The calculations are performed using DFT^54,55 with the Projected Augmented Wave (PAW)^56,57 method implemented in Vienna Ab initio Simulation Package (VASP)⁵⁸ code. All the structures are optimized with the Generalized Gradient Approximation (GGA) of Perdew-Burke-Ernzerhof (PBE)⁵⁹ until the Hellmann-Feynman forces are smaller than 0.001 eV/Å. The plane wave basis is used with 400 eV cutoff energy. The $\mathrm{\Gamma }$-centered 6$\times$6$\times$4 k-grid is used to sample the irreducible BZ of rhombohedral phase with the R$\overline{3}$m space group. SOC is included in all calculations except in ionic optimization. The advanced hybrid ${ϵ}_{\mathit{xc}}$ functional (HSE06) including SOC and many-body perturbation methods, G${}_0$W${}_0$@PBE+SOC and G${}_0$W${}_0$@HSE06+SOC are used for the better estimation of the band gap⁶⁰. For this, we have used 4$\times$4$\times$4 k-grid, and the number of bands is set to six times the number of occupied bands. The phonon calculations are performed with 4$\times$4$\times$4 supercells using the PHONOPY package^61,62. In order to investigate the topological properties of the materials, we have performed DFT calculations using fully relativistic norm-conserving pseudopotentials as implemented in the QUANTUM ESPRESSO code⁶³. The results of these DFT calculations are then fed as input to WANNIER90⁶⁴ for constructing a tight-binding model based on Maximally Localized Wannier Functions (MLWFs) with p orbitals of Se, Bi and sp orbitals of Ga, Tl, Sn, Sb, Pb.
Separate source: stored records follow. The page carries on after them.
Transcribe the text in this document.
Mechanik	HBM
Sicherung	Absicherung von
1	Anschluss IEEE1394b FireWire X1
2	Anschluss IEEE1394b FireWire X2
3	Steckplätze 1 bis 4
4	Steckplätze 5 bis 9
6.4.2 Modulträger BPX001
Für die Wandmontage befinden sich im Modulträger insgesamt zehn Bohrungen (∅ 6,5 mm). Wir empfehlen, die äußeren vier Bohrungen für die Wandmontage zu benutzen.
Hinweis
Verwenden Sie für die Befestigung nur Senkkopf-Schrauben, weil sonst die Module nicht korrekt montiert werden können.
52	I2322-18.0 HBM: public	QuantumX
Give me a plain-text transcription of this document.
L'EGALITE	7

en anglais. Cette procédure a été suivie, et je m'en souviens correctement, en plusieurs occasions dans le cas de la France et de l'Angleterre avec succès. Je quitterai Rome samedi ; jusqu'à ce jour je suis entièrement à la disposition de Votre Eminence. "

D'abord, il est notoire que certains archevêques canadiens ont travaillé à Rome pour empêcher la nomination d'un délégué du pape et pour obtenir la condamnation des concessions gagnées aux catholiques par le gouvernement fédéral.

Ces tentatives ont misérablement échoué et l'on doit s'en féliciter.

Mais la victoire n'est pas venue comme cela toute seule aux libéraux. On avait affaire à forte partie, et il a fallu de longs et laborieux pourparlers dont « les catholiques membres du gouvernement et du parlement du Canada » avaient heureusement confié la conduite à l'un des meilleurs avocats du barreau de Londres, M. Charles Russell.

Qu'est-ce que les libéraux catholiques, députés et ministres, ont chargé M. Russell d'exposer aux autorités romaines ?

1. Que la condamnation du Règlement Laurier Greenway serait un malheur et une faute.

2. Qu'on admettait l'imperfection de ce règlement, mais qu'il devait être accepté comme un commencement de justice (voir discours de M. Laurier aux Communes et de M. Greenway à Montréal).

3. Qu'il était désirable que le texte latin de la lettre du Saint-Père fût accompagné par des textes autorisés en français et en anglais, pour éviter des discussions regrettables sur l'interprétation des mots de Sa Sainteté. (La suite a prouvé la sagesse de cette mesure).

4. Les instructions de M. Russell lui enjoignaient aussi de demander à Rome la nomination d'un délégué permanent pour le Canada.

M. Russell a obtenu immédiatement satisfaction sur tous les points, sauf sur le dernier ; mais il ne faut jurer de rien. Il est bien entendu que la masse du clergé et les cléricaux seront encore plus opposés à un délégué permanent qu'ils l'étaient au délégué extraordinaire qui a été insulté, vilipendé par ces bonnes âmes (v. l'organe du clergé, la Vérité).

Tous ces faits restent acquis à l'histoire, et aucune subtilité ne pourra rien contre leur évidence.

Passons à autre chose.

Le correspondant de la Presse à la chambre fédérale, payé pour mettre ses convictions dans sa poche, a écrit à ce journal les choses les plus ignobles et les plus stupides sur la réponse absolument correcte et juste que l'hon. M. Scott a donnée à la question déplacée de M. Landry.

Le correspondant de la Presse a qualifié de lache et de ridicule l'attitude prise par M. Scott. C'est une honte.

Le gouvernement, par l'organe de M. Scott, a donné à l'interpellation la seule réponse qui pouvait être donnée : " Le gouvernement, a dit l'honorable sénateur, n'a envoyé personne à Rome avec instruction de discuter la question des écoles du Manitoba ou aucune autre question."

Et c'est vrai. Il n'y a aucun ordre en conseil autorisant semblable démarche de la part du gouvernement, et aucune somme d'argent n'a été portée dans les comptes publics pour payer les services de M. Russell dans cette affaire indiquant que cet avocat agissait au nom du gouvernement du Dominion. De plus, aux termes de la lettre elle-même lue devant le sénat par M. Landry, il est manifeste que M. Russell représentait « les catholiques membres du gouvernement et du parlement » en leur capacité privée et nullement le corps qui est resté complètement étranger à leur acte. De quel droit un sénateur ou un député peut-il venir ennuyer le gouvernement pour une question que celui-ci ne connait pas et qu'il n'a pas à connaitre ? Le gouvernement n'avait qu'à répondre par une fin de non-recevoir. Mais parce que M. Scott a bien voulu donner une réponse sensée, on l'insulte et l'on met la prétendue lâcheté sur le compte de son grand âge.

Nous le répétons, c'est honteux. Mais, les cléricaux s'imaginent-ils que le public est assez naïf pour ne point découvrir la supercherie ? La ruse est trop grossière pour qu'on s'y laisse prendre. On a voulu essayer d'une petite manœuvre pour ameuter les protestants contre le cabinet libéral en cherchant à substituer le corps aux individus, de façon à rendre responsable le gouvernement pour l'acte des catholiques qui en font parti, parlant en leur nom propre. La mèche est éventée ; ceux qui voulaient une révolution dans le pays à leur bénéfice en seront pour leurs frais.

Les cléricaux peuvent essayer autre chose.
The surface states and topological invariants are then calculated using the Green’s function method as implemented in the Wannier-TOOLS package⁶⁵.

Author contributions

S.B. and A.P. conceived the project. S.B. supervised overall. A.P. performed all the calculations. A.P., P.B. and M.J. got involved in various discussion to analyze the data. All authors took part in finalizing the manuscript.

Data availibility

The data that support the findings of this study are available from the corresponding author upon reasonable request.

Competing interests

The authors declare no competing interests.

Supplementary Information

The online version contains supplementary material available at 10.1038/s41598-022-26445-y.